ShapeNormalizationBlock¶
- class maze.perception.blocks.shape_normalization.ShapeNormalizationBlock(*args: Any, **kwargs: Any)¶
Perception block normalizing the input and de-normalizing the output tensor dimensions.
Examples where this interface needs to be implemented are Dense Layers (batch-dim, feature-dim) or Convolution Blocks (batch-dim, feature-dim, row-dim, column-dim)
- Parameters:
in_keys – Keys identifying the input tensors.
out_keys – Keys identifying the output tensors.
in_shapes – List of input shapes.
in_num_dims – Required number of dimensions for corresponding input.
out_num_dims – Required number of dimensions for corresponding output.
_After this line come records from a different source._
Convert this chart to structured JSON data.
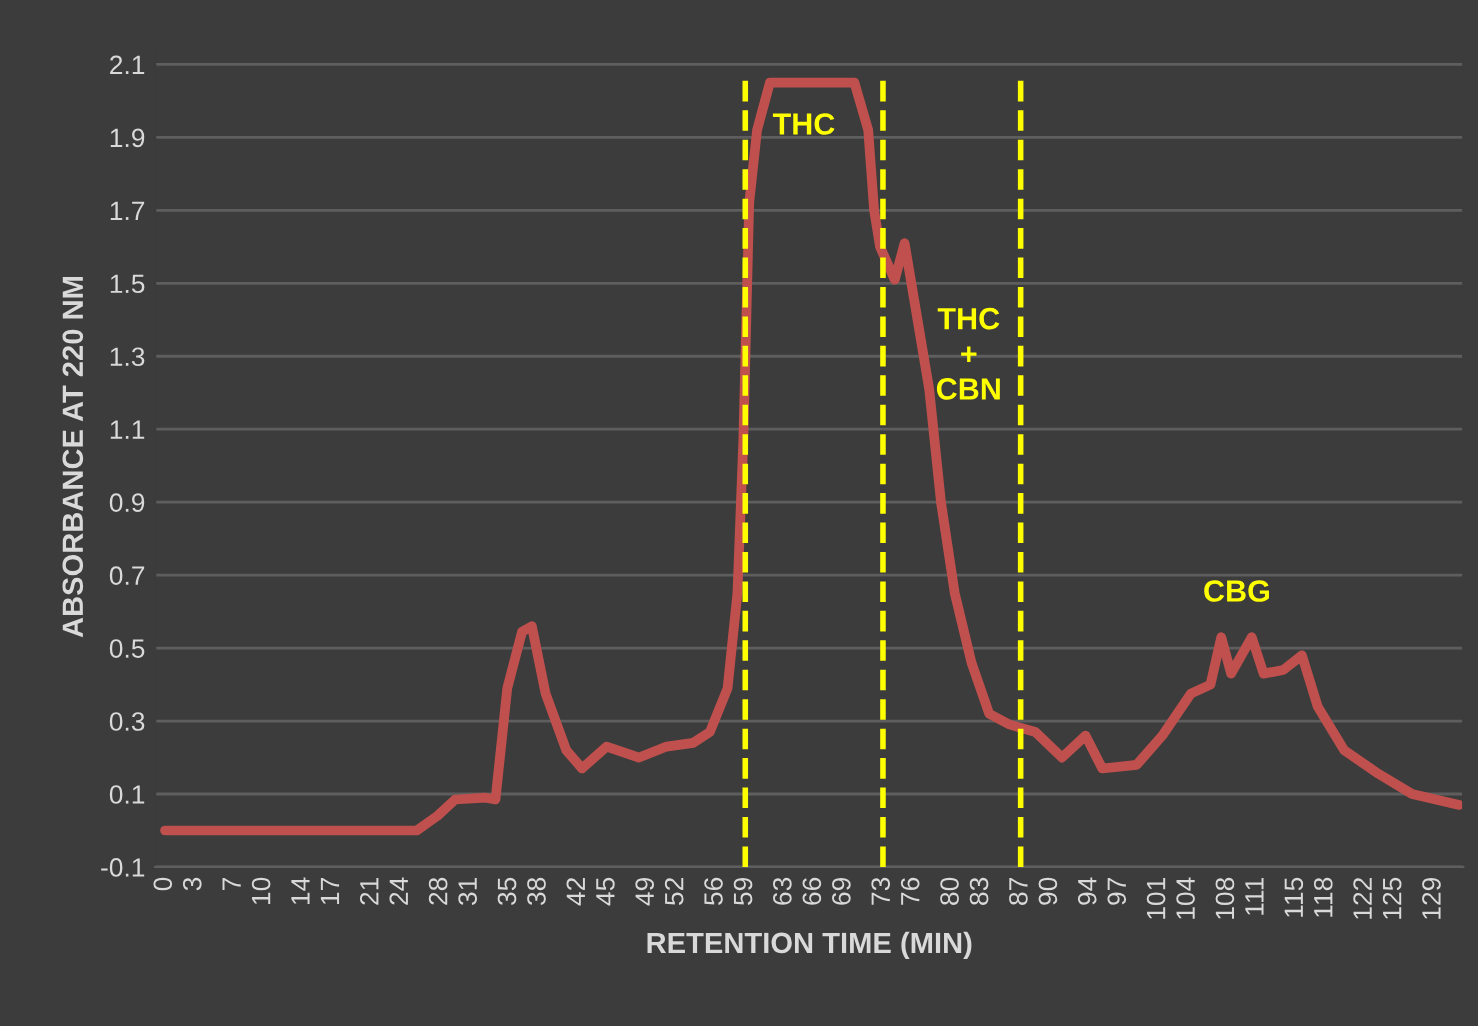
{
  "chart_data": {
    "type": "line",
    "xlabel": "RETENTION TIME (MIN)",
    "ylabel": "ABSORBANCE AT 220 NM",
    "series": [
      {
        "color": "#c0504d",
        "x": [
          0,
          25.6,
          27.7,
          29.5,
          32.6,
          33.6,
          34.8,
          36.3,
          37.3,
          38.7,
          40.8,
          42.4,
          44.9,
          48.2,
          51,
          53.7,
          55.4,
          57.2,
          58.2,
          58.8,
          59.4,
          60.2,
          61.5,
          70.1,
          71.5,
          72.1,
          72.7,
          74.2,
          75.2,
          76.2,
          77.7,
          78.9,
          80.3,
          82,
          83.8,
          85.9,
          88.5,
          91.2,
          93.6,
          95.3,
          98.8,
          101.4,
          104.3,
          106.3,
          107.4,
          108.4,
          110.5,
          111.7,
          113.7,
          115.6,
          117.2,
          119.9,
          123.4,
          126.8,
          131.6
        ],
        "values": [
          0.0,
          0.0,
          0.04,
          0.085,
          0.09,
          0.085,
          0.39,
          0.545,
          0.56,
          0.375,
          0.22,
          0.17,
          0.23,
          0.2,
          0.23,
          0.24,
          0.27,
          0.39,
          0.65,
          1.07,
          1.72,
          1.92,
          2.05,
          2.05,
          1.92,
          1.7,
          1.6,
          1.51,
          1.61,
          1.45,
          1.21,
          0.9,
          0.65,
          0.46,
          0.32,
          0.29,
          0.27,
          0.2,
          0.26,
          0.17,
          0.18,
          0.26,
          0.375,
          0.4,
          0.53,
          0.43,
          0.53,
          0.43,
          0.44,
          0.48,
          0.34,
          0.22,
          0.155,
          0.1,
          0.07
        ]
      }
    ],
    "xlim": [
      -1,
      132
    ],
    "xticks": [
      0,
      3,
      7,
      10,
      14,
      17,
      21,
      24,
      28,
      31,
      35,
      38,
      42,
      45,
      49,
      52,
      56,
      59,
      63,
      66,
      69,
      73,
      76,
      80,
      83,
      87,
      90,
      94,
      97,
      101,
      104,
      108,
      111,
      115,
      118,
      122,
      125,
      129
    ],
    "ylim": [
      -0.1,
      2.15
    ],
    "yticks": [
      -0.1,
      0.1,
      0.3,
      0.5,
      0.7,
      0.9,
      1.1,
      1.3,
      1.5,
      1.7,
      1.9,
      2.1
    ],
    "grid": "y",
    "marker": "none",
    "line_style": "solid",
    "ref_lines": [
      {
        "axis": "x",
        "value": 59,
        "color": "#ffff00",
        "line_style": "dashed"
      },
      {
        "axis": "x",
        "value": 73,
        "color": "#ffff00",
        "line_style": "dashed"
      },
      {
        "axis": "x",
        "value": 87,
        "color": "#ffff00",
        "line_style": "dashed"
      }
    ],
    "annotations": [
      "THC",
      "THC\n+\nCBN",
      "CBG"
    ]
  }
}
- forward(block_input: Dict[str, torch.Tensor]) Dict[str, torch.Tensor]¶
(overrides
PerceptionBlock)implementation of
PerceptionBlockinterface
- abstract normalized_forward(block_input: Dict[str, torch.Tensor]) Dict[str, torch.Tensor]¶
Shape normalized forward pass called in the actual forward pass of this block.
- Parameters:
block_input – The block’s shape normalized input dictionary.
- Returns:
The block’s shape normalized output dictionary.